CHARLENE WINDFRED is a Fujifilm X-Photographer who captures exquisitely the byproduct of a life in perpetual transit. She was born and raised in Singapore. She lived for 15 years in Australia. In 2013, she sold everything and began the life of a nomad.

3 words to describe Nature?

Overwhelming, longing, life

3 things Nature taught you?

That life persists. That death comes for us all. That to be able to walk, to test my body against the earth, is one of the finest abilities I am lucky enough to take for granted (at the moment, anyway)

3 most treasured Nature spots?

Arches National Park. The open ocean. Any inner city park, being the closest I normally get to Nature... sad but true!

When you look at the ocean, it makes you feel...?

Overwhelmed and calmed at the same time

When you see a forest, it makes you feel...?

Like I want to go for a very long walk and look at everything. This very rarely happens, however.

When you see a volcano, it makes you feel...?

I've never actually seen one, so I'll get back to you when I do!

When you see a sunrise or sunset, it makes you feel...?

Sunrise - it's been a while since I've seen one of those. Next! Sunset - whenever I'm in a position to see an entire sunset vista, it honestly makes me feel like having a glass of wine.

When you hear thunder, it makes you feel...?

Glad to be inside!

When you hear the wind howling, it makes you feel...?

Like I want to be outside, running around like a crazy person.

Are you an Ocean, Mountain, Forest, or Desert person?

Of the 4, the Ocean has been the only one I can say I've been to enough to be familiar with its many moods. I like to think I'd be a mountain person, because I find rocks strangely comforting to be around (and climbing is one of the things I've wished I could afford to do since I was a kid), but that could be me romanticizing both mountains and my affinity for them! Again, will get back to you if/when that actually happens.

On a scale of 1 to 10, how important is Nature to your well-being?

10, because it's everything. We can't live without nature can we?

Share with us a childhood nature memory?

There are no maritime background, or lineage of proud/rogue sailors in my family’s runaway past. My father was a mad keen fisherman though, and that’s probably where my draw to the ocean started. Dad would disappear for days on these extended fishing trips in the South China sea when I was little, bringing back ice chests full of all sorts of fish and a bunch of awesome stories each time (he was a sensational story teller). I begged to go for years and kept being told it would happen as soon as I was old enough.
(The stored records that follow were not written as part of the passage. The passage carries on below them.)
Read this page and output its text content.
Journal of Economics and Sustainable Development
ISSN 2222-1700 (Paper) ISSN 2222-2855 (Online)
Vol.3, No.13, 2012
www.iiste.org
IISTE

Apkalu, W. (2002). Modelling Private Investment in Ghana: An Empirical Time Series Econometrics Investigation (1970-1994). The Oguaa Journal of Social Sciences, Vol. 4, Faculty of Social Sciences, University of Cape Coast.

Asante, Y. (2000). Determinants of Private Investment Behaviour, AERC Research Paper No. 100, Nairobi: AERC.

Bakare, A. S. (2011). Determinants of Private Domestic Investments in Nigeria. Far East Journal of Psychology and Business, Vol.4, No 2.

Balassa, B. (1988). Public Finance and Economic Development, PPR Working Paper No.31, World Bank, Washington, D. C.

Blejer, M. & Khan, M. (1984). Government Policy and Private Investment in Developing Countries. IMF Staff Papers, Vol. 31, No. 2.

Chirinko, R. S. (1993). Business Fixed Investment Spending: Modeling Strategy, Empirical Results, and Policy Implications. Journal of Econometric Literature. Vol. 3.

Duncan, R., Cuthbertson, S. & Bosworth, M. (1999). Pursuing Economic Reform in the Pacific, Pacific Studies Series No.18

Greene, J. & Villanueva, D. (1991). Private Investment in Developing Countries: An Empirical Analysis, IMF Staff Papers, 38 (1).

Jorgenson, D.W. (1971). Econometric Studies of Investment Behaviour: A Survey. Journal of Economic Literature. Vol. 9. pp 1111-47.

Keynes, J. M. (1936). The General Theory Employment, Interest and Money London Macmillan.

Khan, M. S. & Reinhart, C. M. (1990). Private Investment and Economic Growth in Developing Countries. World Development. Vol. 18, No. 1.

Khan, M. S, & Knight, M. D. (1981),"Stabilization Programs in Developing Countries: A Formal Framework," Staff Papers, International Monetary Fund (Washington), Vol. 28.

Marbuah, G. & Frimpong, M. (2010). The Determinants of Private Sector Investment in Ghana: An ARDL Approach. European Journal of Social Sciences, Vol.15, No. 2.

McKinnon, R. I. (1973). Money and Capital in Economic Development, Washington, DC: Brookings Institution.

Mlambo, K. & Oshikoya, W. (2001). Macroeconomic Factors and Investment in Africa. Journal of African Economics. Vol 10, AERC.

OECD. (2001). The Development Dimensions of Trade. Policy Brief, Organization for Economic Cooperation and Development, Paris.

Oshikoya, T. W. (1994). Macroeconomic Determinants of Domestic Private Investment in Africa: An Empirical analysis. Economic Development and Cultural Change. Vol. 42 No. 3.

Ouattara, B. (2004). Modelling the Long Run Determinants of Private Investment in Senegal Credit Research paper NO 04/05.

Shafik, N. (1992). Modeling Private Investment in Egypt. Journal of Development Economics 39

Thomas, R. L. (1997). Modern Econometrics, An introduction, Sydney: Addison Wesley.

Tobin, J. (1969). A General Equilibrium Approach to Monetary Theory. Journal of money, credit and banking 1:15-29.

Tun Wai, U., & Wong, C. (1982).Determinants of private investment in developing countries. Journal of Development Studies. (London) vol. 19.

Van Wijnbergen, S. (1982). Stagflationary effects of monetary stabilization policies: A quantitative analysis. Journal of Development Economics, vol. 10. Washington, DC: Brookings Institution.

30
So that was my 8th birthday present. My parents worried for their small, sickly child out at sea during the onset of the monsoon season, but as Dad would recall about 20 years later, I’d positively flourished in those 5 days. That was the beginning of yearly trips in Malaysian waters.

The things I remember about being at sea: Stormy days – large approaching masses of angry water waiting to eat the boat, securing anything that would fly when being tossed around. Listening to the boat creak and moan woefully in the thrash. Afterwards, small fish roiling on the water as the clouds moved away, far as the eye could see in every direction; a lone marlin worrying a frantic ball of its prey in the water, the glorious still-frame of a sailfish in flight, a line of sunlight gleaming off its saltwater lacquered dorsal fin, down curved flank and flashing off its sickle of tail. The curious, heady mix of brine and diesel fumes (and in this case, old fish) that to me, will always mean “port.”

But what I retain most about those days is staring up at clouds puffing into existence, wavering shards of sunlight converging conical to a point in the water, or at a horizon that was never really still, the way it is on land. I never took to fishing, but it allowed me to spend days dreaming in any available spot on the boat, with or without a rod in hand.